Calculating Deferred Gratification

How confident are you with economic and career forecasting?

Recently I had a fascinating conversation with a smart community college student keen on pursuing a career in health care. The first in her family to attend college and an immigrant to the United States while in high school, she told me that she loves the life sciences, helping people, and school. She is doing extremely well academically. She plans on obtaining a certificate that could give her an allied health job soon or possibly transferring to a four-year institution for something that would pay better in a more advanced health care setting. She was not sure what the best academic and career path might be. Looming large in her mind were questions about financing her education. Would she obtain financial aid? How much would the next phase of her education cost? And what would be the return?

We talked about her classes and her professors. The young woman’s commitment to learning was unmistakable. She is the kind of student that makes professors happy to stay after class, to write letters of recommendation, and to teach independent studies. She told me that her teachers were encouraging her to think about graduate schools and the long-term.

“What about becoming a doctor?” I asked. I quickly discovered that I was not the first to ask. She thought that she could handle the work, as did one of her mentors. However, she was not sure that she wanted to assume the risk and delay employment. The path to an MD is long and difficult.

Reports and data are increasingly available to help students make informed decisions about institutions, majors, and career options. Payscale offers boatloads of information on the average salaries of degree holders by institution and by majors (and helps to figure salaries by jobs). Their College ROI report is an interactive website, capturing and organizing data on tuition, salary outcomes, and student debt.  The graduates with the highest salaries are engineers, unsurprisingly.

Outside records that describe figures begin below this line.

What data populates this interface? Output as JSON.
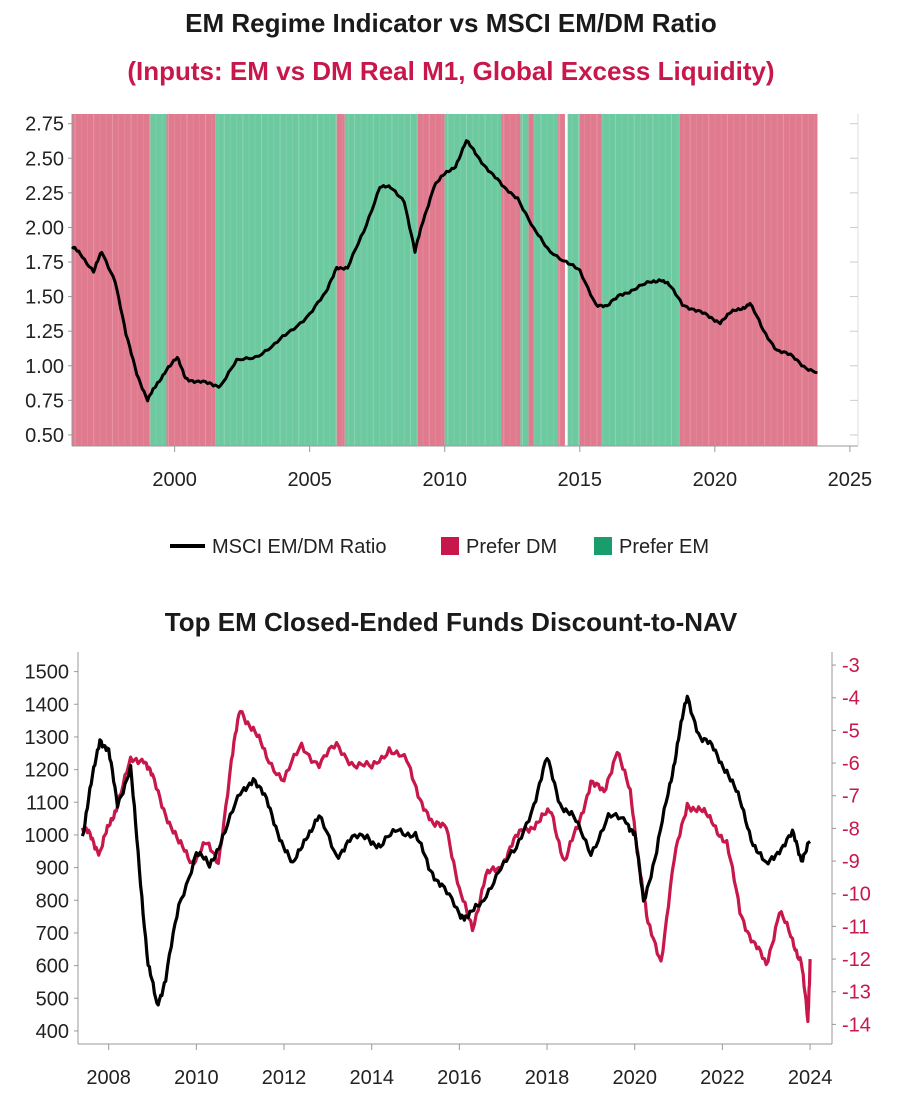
{
  "colors": {
    "prefer_dm": "#e07a8e",
    "prefer_em": "#6dc9a0",
    "legend_dm": "#c8174b",
    "legend_em": "#1a9d6c",
    "ratio_line": "#000000",
    "discount_line": "#c8174b",
    "subtitle": "#c8174b",
    "axis": "#999999"
  },
  "chart_data": [
    {
      "type": "line",
      "title": "EM Regime Indicator vs MSCI EM/DM Ratio",
      "subtitle": "(Inputs: EM vs DM Real M1, Global Excess Liquidity)",
      "xlim": [
        1996.2,
        2025.3
      ],
      "ylim": [
        0.42,
        2.82
      ],
      "x_ticks": [
        "2000",
        "2005",
        "2010",
        "2015",
        "2020",
        "2025"
      ],
      "y_ticks": [
        "0.50",
        "0.75",
        "1.00",
        "1.25",
        "1.50",
        "1.75",
        "2.00",
        "2.25",
        "2.50",
        "2.75"
      ],
      "grid": false,
      "legend_position": "bottom",
      "legend": [
        {
          "label": "MSCI EM/DM Ratio",
          "kind": "line"
        },
        {
          "label": "Prefer DM",
          "kind": "swatch-dm"
        },
        {
          "label": "Prefer EM",
          "kind": "swatch-em"
        }
      ],
      "regimes": [
        {
          "start": 1996.2,
          "end": 1999.1,
          "regime": "Prefer DM"
        },
        {
          "start": 1999.1,
          "end": 1999.7,
          "regime": "Prefer EM"
        },
        {
          "start": 1999.7,
          "end": 2001.5,
          "regime": "Prefer DM"
        },
        {
          "start": 2001.5,
          "end": 2006.0,
          "regime": "Prefer EM"
        },
        {
          "start": 2006.0,
          "end": 2006.3,
          "regime": "Prefer DM"
        },
        {
          "start": 2006.3,
          "end": 2009.0,
          "regime": "Prefer EM"
        },
        {
          "start": 2009.0,
          "end": 2010.0,
          "regime": "Prefer DM"
        },
        {
          "start": 2010.0,
          "end": 2012.1,
          "regime": "Prefer EM"
        },
        {
          "start": 2012.1,
          "end": 2012.8,
          "regime": "Prefer DM"
        },
        {
          "start": 2012.8,
          "end": 2013.1,
          "regime": "Prefer EM"
        },
        {
          "start": 2013.1,
          "end": 2013.3,
          "regime": "Prefer DM"
        },
        {
          "start": 2013.3,
          "end": 2014.2,
          "regime": "Prefer EM"
        },
        {
          "start": 2014.2,
          "end": 2014.45,
          "regime": "Prefer DM"
        },
        {
          "start": 2014.55,
          "end": 2015.0,
          "regime": "Prefer EM"
        },
        {
          "start": 2015.0,
          "end": 2015.8,
          "regime": "Prefer DM"
        },
        {
          "start": 2015.8,
          "end": 2018.7,
          "regime": "Prefer EM"
        },
        {
          "start": 2018.7,
          "end": 2023.8,
          "regime": "Prefer DM"
        }
      ],
      "series": [
        {
          "name": "MSCI EM/DM Ratio",
          "x": [
            1996.2,
            1996.5,
            1997.0,
            1997.3,
            1997.8,
            1998.2,
            1998.6,
            1999.0,
            1999.3,
            1999.7,
            2000.1,
            2000.4,
            2000.8,
            2001.3,
            2001.7,
            2002.3,
            2003.0,
            2003.7,
            2004.3,
            2005.0,
            2005.6,
            2006.0,
            2006.4,
            2007.0,
            2007.6,
            2008.0,
            2008.5,
            2008.9,
            2009.2,
            2009.6,
            2010.0,
            2010.4,
            2010.8,
            2011.2,
            2011.7,
            2012.2,
            2012.7,
            2013.3,
            2013.8,
            2014.5,
            2015.0,
            2015.6,
            2016.0,
            2016.5,
            2017.0,
            2017.6,
            2018.0,
            2018.3,
            2018.8,
            2019.3,
            2019.8,
            2020.2,
            2020.6,
            2021.0,
            2021.3,
            2021.8,
            2022.3,
            2022.8,
            2023.3,
            2023.8
          ],
          "values": [
            1.85,
            1.82,
            1.68,
            1.82,
            1.62,
            1.22,
            0.95,
            0.75,
            0.85,
            0.98,
            1.05,
            0.92,
            0.88,
            0.87,
            0.86,
            1.03,
            1.07,
            1.15,
            1.25,
            1.38,
            1.52,
            1.72,
            1.7,
            1.97,
            2.3,
            2.28,
            2.2,
            1.82,
            2.05,
            2.3,
            2.38,
            2.45,
            2.62,
            2.52,
            2.4,
            2.28,
            2.22,
            1.98,
            1.85,
            1.75,
            1.68,
            1.45,
            1.42,
            1.52,
            1.55,
            1.6,
            1.63,
            1.58,
            1.45,
            1.4,
            1.35,
            1.32,
            1.38,
            1.42,
            1.45,
            1.25,
            1.12,
            1.07,
            1.0,
            0.95
          ]
        }
      ]
    },
    {
      "type": "line",
      "title": "Top EM Closed-Ended Funds Discount-to-NAV",
      "xlim": [
        2007.3,
        2024.5
      ],
      "ylim_left": [
        360,
        1560
      ],
      "ylim_right": [
        -14.6,
        -2.6
      ],
      "x_ticks": [
        "2008",
        "2010",
        "2012",
        "2014",
        "2016",
        "2018",
        "2020",
        "2022",
        "2024"
      ],
      "y_ticks_left": [
        "400",
        "500",
        "600",
        "700",
        "800",
        "900",
        "1000",
        "1100",
        "1200",
        "1300",
        "1400",
        "1500"
      ],
      "y_ticks_right": [
        "-14",
        "-13",
        "-12",
        "-11",
        "-10",
        "-9",
        "-8",
        "-7",
        "-6",
        "-5",
        "-4",
        "-3"
      ],
      "grid": false,
      "series": [
        {
          "axis": "left",
          "x": [
            2007.4,
            2007.6,
            2007.8,
            2008.0,
            2008.2,
            2008.5,
            2008.7,
            2008.9,
            2009.1,
            2009.3,
            2009.6,
            2010.0,
            2010.3,
            2010.6,
            2011.0,
            2011.3,
            2011.6,
            2011.9,
            2012.2,
            2012.5,
            2012.8,
            2013.2,
            2013.5,
            2013.9,
            2014.2,
            2014.6,
            2015.0,
            2015.3,
            2015.6,
            2016.0,
            2016.2,
            2016.5,
            2016.9,
            2017.3,
            2017.7,
            2018.0,
            2018.3,
            2018.6,
            2019.0,
            2019.4,
            2019.8,
            2020.0,
            2020.2,
            2020.5,
            2020.8,
            2021.0,
            2021.2,
            2021.5,
            2021.8,
            2022.1,
            2022.4,
            2022.7,
            2023.0,
            2023.3,
            2023.6,
            2023.8,
            2024.0
          ],
          "values": [
            1000,
            1150,
            1300,
            1250,
            1100,
            1200,
            900,
            600,
            480,
            560,
            780,
            950,
            900,
            1000,
            1120,
            1180,
            1100,
            1000,
            900,
            1000,
            1050,
            940,
            980,
            1000,
            960,
            1020,
            1000,
            900,
            850,
            750,
            760,
            780,
            900,
            950,
            1100,
            1230,
            1100,
            1050,
            950,
            1050,
            1050,
            1000,
            800,
            950,
            1150,
            1300,
            1420,
            1300,
            1260,
            1200,
            1100,
            980,
            900,
            960,
            1000,
            930,
            980
          ]
        },
        {
          "axis": "right",
          "x": [
            2007.4,
            2007.6,
            2007.8,
            2008.0,
            2008.2,
            2008.5,
            2008.8,
            2009.0,
            2009.3,
            2009.6,
            2009.9,
            2010.2,
            2010.5,
            2010.8,
            2011.0,
            2011.3,
            2011.6,
            2012.0,
            2012.4,
            2012.8,
            2013.2,
            2013.6,
            2014.0,
            2014.4,
            2014.8,
            2015.1,
            2015.4,
            2015.7,
            2016.0,
            2016.3,
            2016.6,
            2016.9,
            2017.2,
            2017.5,
            2017.8,
            2018.1,
            2018.4,
            2018.7,
            2019.0,
            2019.3,
            2019.6,
            2019.9,
            2020.1,
            2020.3,
            2020.6,
            2020.9,
            2021.2,
            2021.5,
            2021.8,
            2022.1,
            2022.4,
            2022.7,
            2023.0,
            2023.3,
            2023.6,
            2023.8,
            2023.95,
            2024.0
          ],
          "values": [
            -8.0,
            -8.3,
            -8.7,
            -8.0,
            -7.2,
            -6.0,
            -5.8,
            -6.5,
            -7.5,
            -8.5,
            -9.0,
            -8.5,
            -9.0,
            -6.0,
            -4.3,
            -5.0,
            -5.8,
            -6.5,
            -5.5,
            -6.0,
            -5.5,
            -6.0,
            -6.2,
            -5.5,
            -6.0,
            -7.0,
            -8.0,
            -7.8,
            -10.0,
            -11.0,
            -9.5,
            -9.2,
            -8.5,
            -8.0,
            -7.8,
            -7.5,
            -9.0,
            -8.0,
            -6.5,
            -7.0,
            -5.5,
            -7.0,
            -9.0,
            -11.0,
            -12.0,
            -9.0,
            -7.2,
            -7.5,
            -7.8,
            -8.5,
            -10.5,
            -11.5,
            -12.2,
            -10.5,
            -11.5,
            -12.0,
            -14.0,
            -12.0
          ]
        }
      ]
    }
  ]
}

The Pew Foundation recently highlighted “The Rising Cost of Not Going to College.” Looking at median salaries for those in their mid-twenties, some college was better than high school. Associate degree holders earned more than those without. And on average, college degree holders earned more than associate degree holders.

The overall message of these and other sites is that more credentials usually correlate with higher salaries, as do specialized technical skills. It makes sense from a high-level understanding of labor markets.

What the reports cannot give is information on the value of an individual degree to an individual student. That is a difficult question that defies simple answers. The value of an education can change over time and no one has multiple lives with which to compare different educational opportunities. Further, for many students the process of attending college, which is both a developmental stage and the marking of a person’s wish to change and grow, can reshape priorities. In other words, what is deemed valuable by an entering first year student very well may change by graduation.

Equally important in the value question is appreciating the socioeconomic status of a student before attending an institution of higher education. What makes for a successful education? Is it a stretch goal or a means of securing stability? And who is making the judgment?

The student I talked with will maximize our institution’s ranking  – at least according to these macro-economic reports – by deferring employment and pursuing an advanced graduate degree. It would be foolish, though, for me to simply advise for more credentials and more specialization. It is essential to acknowledge her values, her needs, and to understand her perspectives and her priorities. An associate degree and a job in health care may be a super decision for her and her family.

It is important for those of us in higher education to set high standards for our students, to encourage them to set ambitious goals and to challenge themselves, and also to be mindful that there is more than one way to measure the return on an educational investment.